6. In addition to grabbing Crimea, Russia is threatening to “protect” Russian minorities in Estonia and elsewhere. (I gather no one is allowed to mention the Sudetenland in this context, so I won’t.)
7. Putin is promoting a “Eurasian union” based more or less on the opposite of all Enlightenment values. His alliance with the Orthodox Church to suppress “foreign” religious activity, his homophobia (defending “traditional Russian values” from “aggressive minorities”), and his aggression are all part of the package.
But I urge you not to follow any of those links or believe what is in them. Otherwise you, too, might wind up “bellicose” and “hysterical,” in the authoritative view of the editors of The Nation. No sane person wants the U.S. to go to war over Crimea. But there’s a difference between admitting that an act of aggression can’t practically be reversed by force and pretending it’s not an act of aggression. The Obama Administration seems committed to making Putin and his cronies pay a price for what they’ve done. I understand why RT opposes them. Why The Nation does so is harder to figure. Maybe it’s just the persistence of a bad Cold War habits of reflexively opposing anything anti-Soviet. Susan Sontag got it right, and she still has it right:
Imagine, if you will, someone who read only the Reader’s Digest between 1950 and 1970, and someone in the same period who read only The Nation or the New Statesman. Which reader would have been better informed about the realities of Communism? The answer, I think, should give us pause. Can it be that our enemies were right?

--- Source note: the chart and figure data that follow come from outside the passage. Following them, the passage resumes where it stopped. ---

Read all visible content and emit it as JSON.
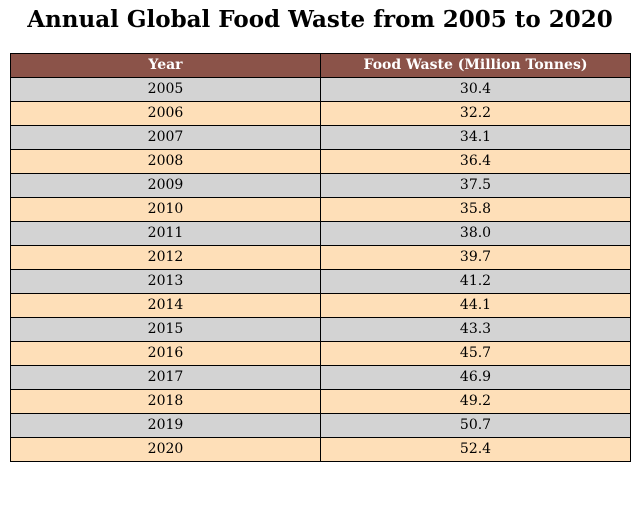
{
  "chart_data": {
    "type": "table",
    "title": "Annual Global Food Waste from 2005 to 2020",
    "columns": [
      "Year",
      "Food Waste (Million Tonnes)"
    ],
    "rows": [
      [
        "2005",
        "30.4"
      ],
      [
        "2006",
        "32.2"
      ],
      [
        "2007",
        "34.1"
      ],
      [
        "2008",
        "36.4"
      ],
      [
        "2009",
        "37.5"
      ],
      [
        "2010",
        "35.8"
      ],
      [
        "2011",
        "38.0"
      ],
      [
        "2012",
        "39.7"
      ],
      [
        "2013",
        "41.2"
      ],
      [
        "2014",
        "44.1"
      ],
      [
        "2015",
        "43.3"
      ],
      [
        "2016",
        "45.7"
      ],
      [
        "2017",
        "46.9"
      ],
      [
        "2018",
        "49.2"
      ],
      [
        "2019",
        "50.7"
      ],
      [
        "2020",
        "52.4"
      ]
    ]
  },
  "colors": {
    "header_bg": "#8b5349",
    "header_text": "#ffffff",
    "row_even": "#d3d3d3",
    "row_odd": "#fedfb8",
    "border": "#000000"
  }
}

What’s bizarre is that, while it made a twisted kind of sense for leftists in the West to support what was nominally a left-wing government in the Soviet Union (never mind that it was actually an oligarchy), it makes no sense whatever for progressives to support a Russian government with a Rush Limbaugh ideology. Why is it hard to figure out which side to take, between an America led by a constitutional lawyer and a Russia headed by a career secret policeman?
Footnote I hadn’t seen this, or any reference to it. But Putin’s speech to the
Reichstag State Duma has a remarkable passage, which completely trashes the idea pushed by some of his Western apologists that Russian troops didn’t move into Crimea:
… the President of the Russian Federation received permission from the Upper House of Parliament to use the Armed Forces in Ukraine. However, strictly speaking, nobody has acted on this permission yet. Russia’s Armed Forces never entered Crimea; they were there already in line with an international agreement. True, we did enhance our forces there; however – this is something I would like everyone to hear and know – we did not exceed the personnel limit of our Armed Forces in Crimea, which is set at 25,000, because there was no need to do so.
“Enhance” is very good, don’t you think?